One related question is whether the fullstop is already inside the perluniprop alphabet?
No.
$ perl -e'CORE::say "." =~ /\p{IsAlpha}/ ? "match" : "no match"'
no match
$ uniprops .
U+002E <.> \N{FULL STOP}
\pP \p{Po}
All Any ASCII Assigned Basic_Latin Punct Is_Punctuation Case_Ignorable CI Common Zyyy Po P
Gr_Base Grapheme_Base Graph X_POSIX_Graph GrBase Other_Punctuation Pat_Syn Pattern_Syntax
PatSyn POSIX_Graph POSIX_Print POSIX_Punct Print X_POSIX_Print Punctuation STerm Term
Terminal_Punctuation Unicode X_POSIX_Punct
In contrast,
$ uniprops a
U+0061 <a> \N{LATIN SMALL LETTER A}
\w \pL \p{LC} \p{L_} \p{L&} \p{Ll}
AHex POSIX_XDigit All Alnum X_POSIX_Alnum Alpha X_POSIX_Alpha Alphabetic Any ASCII
ASCII_Hex_Digit Assigned Basic_Latin ID_Continue Is_IDC Cased Cased_Letter LC
Changes_When_Casemapped CWCM Changes_When_Titlecased CWT Changes_When_Uppercased CWU Ll L
Gr_Base Grapheme_Base Graph X_POSIX_Graph GrBase Hex X_POSIX_XDigit Hex_Digit IDC ID_Start
IDS Letter L_ Latin Latn Lowercase_Letter Lower X_POSIX_Lower Lowercase PerlWord POSIX_Word
POSIX_Alnum POSIX_Alpha POSIX_Graph POSIX_Lower POSIX_Print Print X_POSIX_Print Unicode Word
X_POSIX_Word XDigit XID_Continue XIDC XID_Start XIDS
If so, wouldn't this condition never be true?

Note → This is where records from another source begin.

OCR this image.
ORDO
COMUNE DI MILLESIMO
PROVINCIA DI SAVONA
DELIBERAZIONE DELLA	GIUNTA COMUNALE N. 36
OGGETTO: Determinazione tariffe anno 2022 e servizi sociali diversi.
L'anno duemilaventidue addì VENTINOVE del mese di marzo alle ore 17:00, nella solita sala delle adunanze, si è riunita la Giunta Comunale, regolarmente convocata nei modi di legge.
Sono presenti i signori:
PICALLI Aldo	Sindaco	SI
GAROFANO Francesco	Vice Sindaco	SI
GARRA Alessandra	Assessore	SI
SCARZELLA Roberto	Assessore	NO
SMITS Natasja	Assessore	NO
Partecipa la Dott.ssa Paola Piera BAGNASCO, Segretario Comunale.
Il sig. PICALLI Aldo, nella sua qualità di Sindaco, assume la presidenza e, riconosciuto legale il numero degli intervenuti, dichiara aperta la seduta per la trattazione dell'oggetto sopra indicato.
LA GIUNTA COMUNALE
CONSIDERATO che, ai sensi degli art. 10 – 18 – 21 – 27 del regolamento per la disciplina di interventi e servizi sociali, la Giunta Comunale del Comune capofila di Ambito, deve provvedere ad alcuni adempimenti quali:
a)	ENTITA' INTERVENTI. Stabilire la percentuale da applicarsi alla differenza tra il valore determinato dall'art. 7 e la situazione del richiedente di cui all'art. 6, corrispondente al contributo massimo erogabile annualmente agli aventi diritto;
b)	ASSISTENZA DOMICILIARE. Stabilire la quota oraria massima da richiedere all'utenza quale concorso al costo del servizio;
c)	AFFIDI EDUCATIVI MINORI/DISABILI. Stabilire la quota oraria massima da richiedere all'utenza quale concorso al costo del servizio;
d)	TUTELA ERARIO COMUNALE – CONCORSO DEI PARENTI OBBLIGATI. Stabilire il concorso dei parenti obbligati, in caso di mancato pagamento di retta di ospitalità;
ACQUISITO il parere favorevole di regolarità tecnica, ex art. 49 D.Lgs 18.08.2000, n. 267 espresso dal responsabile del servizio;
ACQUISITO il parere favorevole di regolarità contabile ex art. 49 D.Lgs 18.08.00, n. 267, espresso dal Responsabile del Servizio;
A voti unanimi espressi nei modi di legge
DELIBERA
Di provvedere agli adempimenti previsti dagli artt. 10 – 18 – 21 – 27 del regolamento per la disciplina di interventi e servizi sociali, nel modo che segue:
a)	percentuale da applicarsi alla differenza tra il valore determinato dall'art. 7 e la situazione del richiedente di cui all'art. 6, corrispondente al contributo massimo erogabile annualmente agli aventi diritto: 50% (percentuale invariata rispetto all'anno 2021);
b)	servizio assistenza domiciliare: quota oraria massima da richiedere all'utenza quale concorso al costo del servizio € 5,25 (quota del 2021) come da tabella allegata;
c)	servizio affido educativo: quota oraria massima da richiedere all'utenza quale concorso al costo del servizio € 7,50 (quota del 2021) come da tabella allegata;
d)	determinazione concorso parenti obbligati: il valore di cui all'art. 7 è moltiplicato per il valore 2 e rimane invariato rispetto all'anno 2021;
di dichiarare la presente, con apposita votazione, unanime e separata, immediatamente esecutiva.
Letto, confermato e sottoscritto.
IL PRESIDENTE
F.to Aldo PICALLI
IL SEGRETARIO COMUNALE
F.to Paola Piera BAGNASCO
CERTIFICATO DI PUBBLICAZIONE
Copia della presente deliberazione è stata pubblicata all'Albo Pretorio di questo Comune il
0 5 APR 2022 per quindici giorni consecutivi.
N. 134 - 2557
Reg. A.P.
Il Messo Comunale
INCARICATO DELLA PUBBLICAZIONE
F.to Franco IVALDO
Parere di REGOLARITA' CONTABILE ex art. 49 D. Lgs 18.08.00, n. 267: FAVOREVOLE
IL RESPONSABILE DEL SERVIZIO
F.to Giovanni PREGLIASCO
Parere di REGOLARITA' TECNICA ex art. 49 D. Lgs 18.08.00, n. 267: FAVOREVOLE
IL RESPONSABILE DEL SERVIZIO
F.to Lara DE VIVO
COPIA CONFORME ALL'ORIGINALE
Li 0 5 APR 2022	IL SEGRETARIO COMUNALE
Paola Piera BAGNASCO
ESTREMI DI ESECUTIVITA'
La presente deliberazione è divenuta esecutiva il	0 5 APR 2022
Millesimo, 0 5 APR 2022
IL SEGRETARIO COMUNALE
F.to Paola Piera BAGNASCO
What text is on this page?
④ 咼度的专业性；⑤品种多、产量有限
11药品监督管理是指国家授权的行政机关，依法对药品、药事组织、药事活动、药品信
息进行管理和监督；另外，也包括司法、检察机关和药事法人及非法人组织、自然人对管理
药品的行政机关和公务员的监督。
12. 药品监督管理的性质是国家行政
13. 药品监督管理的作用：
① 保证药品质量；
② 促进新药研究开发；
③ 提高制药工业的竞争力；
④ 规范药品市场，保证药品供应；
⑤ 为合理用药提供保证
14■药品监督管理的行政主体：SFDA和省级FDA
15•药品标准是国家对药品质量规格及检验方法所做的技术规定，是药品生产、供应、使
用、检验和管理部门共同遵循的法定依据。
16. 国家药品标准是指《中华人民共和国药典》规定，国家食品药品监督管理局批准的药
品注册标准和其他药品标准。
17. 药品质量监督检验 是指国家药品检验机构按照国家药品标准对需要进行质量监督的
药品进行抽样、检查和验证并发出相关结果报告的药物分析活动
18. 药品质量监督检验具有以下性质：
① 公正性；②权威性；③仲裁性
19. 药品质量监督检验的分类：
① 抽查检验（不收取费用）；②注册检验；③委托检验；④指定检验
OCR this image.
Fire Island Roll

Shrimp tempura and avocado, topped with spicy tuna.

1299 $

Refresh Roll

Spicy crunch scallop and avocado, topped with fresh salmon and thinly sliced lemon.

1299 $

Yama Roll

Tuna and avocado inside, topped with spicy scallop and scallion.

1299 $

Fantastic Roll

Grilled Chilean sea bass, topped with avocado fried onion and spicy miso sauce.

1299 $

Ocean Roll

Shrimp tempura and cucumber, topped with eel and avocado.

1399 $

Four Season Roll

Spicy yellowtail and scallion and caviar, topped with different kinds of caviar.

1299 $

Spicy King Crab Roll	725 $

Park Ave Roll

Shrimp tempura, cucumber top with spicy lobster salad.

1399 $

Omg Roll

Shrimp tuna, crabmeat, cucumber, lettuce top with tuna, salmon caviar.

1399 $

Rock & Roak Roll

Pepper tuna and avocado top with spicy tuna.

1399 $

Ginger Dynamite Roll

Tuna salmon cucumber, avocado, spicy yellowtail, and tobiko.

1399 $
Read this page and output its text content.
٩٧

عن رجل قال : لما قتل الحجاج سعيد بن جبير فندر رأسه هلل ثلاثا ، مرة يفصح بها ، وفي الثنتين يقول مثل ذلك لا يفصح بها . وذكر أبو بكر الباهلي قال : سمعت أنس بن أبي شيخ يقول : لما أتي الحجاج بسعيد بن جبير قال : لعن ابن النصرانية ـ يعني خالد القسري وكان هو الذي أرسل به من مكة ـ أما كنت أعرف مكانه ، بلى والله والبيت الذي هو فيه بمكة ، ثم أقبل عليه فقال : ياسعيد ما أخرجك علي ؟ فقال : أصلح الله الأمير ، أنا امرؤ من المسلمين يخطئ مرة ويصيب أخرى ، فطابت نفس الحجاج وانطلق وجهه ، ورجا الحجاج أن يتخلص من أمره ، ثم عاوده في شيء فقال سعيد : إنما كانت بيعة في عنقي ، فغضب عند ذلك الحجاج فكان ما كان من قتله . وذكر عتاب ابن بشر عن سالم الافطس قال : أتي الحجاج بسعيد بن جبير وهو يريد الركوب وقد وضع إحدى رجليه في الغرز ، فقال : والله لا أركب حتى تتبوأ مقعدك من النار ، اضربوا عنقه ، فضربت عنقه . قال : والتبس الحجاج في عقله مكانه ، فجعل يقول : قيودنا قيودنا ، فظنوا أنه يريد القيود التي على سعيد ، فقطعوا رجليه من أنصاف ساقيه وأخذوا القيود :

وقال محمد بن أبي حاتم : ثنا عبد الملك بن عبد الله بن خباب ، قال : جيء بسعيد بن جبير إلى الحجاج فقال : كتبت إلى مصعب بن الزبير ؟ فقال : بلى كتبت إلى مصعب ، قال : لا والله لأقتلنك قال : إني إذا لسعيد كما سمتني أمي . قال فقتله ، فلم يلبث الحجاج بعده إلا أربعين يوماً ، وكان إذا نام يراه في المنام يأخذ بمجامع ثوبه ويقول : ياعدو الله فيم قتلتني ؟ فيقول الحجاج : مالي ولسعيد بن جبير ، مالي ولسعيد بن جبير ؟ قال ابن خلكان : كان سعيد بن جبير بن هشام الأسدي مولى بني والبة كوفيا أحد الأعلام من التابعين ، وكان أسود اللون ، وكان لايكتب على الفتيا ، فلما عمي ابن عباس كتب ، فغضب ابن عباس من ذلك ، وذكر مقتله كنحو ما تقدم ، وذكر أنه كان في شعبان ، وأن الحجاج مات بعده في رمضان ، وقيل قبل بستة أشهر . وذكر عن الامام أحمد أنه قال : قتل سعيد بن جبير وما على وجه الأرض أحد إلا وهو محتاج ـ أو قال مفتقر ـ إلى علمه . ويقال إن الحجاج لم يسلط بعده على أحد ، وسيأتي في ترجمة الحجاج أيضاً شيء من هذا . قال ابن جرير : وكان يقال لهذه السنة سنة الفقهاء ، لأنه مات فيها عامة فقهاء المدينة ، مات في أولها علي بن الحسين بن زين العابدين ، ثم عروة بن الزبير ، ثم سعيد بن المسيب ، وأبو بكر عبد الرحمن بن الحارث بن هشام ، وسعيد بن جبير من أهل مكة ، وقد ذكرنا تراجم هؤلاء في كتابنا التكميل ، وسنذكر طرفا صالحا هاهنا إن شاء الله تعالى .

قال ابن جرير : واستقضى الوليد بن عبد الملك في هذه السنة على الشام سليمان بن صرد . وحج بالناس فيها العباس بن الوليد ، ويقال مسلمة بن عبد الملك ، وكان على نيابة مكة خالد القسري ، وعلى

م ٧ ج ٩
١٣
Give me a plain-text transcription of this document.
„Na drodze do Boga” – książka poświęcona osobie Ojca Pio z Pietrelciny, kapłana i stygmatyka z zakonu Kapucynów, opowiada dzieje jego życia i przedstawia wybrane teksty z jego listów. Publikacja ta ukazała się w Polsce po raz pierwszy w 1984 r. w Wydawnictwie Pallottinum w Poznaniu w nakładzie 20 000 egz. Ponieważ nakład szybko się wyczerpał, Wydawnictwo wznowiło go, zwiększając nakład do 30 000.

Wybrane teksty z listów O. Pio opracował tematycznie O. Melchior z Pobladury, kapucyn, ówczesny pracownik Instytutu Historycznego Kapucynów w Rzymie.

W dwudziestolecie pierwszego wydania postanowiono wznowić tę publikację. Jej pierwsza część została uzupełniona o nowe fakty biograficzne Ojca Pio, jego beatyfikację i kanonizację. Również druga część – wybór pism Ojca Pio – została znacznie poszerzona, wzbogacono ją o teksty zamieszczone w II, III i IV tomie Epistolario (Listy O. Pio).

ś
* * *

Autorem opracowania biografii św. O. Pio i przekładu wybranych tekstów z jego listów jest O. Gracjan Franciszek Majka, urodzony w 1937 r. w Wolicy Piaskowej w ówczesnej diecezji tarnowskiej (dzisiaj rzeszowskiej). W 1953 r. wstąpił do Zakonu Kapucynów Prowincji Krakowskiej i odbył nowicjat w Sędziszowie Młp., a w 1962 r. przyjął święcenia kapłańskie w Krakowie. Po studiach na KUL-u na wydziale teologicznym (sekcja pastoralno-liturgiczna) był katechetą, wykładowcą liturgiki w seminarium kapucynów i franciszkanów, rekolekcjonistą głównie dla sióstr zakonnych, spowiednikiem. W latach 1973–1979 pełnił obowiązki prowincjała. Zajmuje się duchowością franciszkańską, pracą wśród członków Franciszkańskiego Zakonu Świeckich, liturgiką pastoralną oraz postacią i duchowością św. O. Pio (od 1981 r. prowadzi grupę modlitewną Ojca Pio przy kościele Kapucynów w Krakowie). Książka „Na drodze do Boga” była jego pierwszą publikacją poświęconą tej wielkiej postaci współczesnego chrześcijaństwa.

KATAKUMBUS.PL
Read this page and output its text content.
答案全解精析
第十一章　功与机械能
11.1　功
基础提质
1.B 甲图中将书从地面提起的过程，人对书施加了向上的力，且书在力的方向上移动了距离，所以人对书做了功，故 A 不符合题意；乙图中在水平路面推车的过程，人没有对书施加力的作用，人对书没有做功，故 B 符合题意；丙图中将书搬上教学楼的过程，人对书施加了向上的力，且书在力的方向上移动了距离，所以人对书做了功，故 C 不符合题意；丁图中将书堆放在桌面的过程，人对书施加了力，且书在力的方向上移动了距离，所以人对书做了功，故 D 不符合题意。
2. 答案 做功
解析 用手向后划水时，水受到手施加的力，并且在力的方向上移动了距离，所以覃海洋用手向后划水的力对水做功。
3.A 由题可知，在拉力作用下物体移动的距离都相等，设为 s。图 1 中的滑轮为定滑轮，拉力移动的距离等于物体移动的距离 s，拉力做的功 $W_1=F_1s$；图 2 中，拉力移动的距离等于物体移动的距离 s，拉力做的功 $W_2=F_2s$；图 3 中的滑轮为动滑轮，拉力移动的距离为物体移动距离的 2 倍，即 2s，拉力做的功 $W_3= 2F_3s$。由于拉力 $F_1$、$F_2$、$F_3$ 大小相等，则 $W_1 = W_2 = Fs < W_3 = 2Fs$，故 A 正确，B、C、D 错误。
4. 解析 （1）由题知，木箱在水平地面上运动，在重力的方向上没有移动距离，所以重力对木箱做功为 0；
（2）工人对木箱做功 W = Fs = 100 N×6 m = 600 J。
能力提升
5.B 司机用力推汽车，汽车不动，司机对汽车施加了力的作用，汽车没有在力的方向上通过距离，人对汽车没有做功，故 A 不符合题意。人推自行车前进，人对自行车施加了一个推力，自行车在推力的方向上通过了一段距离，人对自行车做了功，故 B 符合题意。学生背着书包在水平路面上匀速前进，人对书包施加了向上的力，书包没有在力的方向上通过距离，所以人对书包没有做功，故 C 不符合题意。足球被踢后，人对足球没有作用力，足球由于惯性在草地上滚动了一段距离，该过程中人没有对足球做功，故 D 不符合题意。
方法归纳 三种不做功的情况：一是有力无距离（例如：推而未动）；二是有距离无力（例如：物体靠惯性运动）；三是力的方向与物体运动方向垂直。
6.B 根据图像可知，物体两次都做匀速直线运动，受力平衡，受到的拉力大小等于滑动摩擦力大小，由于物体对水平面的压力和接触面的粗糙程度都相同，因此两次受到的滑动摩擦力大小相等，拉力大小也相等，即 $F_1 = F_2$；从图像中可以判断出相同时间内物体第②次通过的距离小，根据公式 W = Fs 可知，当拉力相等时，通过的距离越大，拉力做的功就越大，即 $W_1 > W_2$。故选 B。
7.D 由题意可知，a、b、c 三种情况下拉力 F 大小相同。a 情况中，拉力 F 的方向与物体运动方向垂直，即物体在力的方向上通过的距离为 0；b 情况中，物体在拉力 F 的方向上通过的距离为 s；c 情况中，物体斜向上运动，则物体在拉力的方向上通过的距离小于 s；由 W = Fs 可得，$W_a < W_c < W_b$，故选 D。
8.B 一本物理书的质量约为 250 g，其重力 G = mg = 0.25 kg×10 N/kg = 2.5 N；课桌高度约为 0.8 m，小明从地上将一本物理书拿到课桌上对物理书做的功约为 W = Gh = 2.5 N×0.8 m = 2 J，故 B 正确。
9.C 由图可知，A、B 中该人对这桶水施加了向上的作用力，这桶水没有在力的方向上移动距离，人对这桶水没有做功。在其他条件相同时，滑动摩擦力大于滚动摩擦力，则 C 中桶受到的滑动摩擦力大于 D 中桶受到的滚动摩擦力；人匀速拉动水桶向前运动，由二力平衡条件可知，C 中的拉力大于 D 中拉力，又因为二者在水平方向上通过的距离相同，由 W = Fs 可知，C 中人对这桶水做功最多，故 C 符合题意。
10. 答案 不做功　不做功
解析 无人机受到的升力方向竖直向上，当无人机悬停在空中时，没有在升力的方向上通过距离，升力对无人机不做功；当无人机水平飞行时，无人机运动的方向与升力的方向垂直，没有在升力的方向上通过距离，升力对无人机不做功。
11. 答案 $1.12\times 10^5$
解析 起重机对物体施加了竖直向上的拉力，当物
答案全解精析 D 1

$ perl -E'CORE::say /\./ && /\p{IsAlpha}/ ? "match" : "no match" for $ARGV[0]' a
no match
$ perl -E'CORE::say /\./ && /\p{IsAlpha}/ ? "match" : "no match" for $ARGV[0]' .
no match
$ perl -E'CORE::say /\./ && /\p{IsAlpha}/ ? "match" : "no match" for $ARGV[0]' a.
match
Underscores and spaces are ignored, so \p{IsAlpha}
, \p{Is_Alpha}
and \p{I s_A l p_h_a}
are all equivalent.
The list of alphabetic characters is slightly different than the list of letter characters.
$ unichars '\p{Letter}' | wc -l
9540
$ unichars '\p{Alpha}' | wc -l
10391
All letters are alphabetic, but so are some alphabetic marks, roman numerals, etc.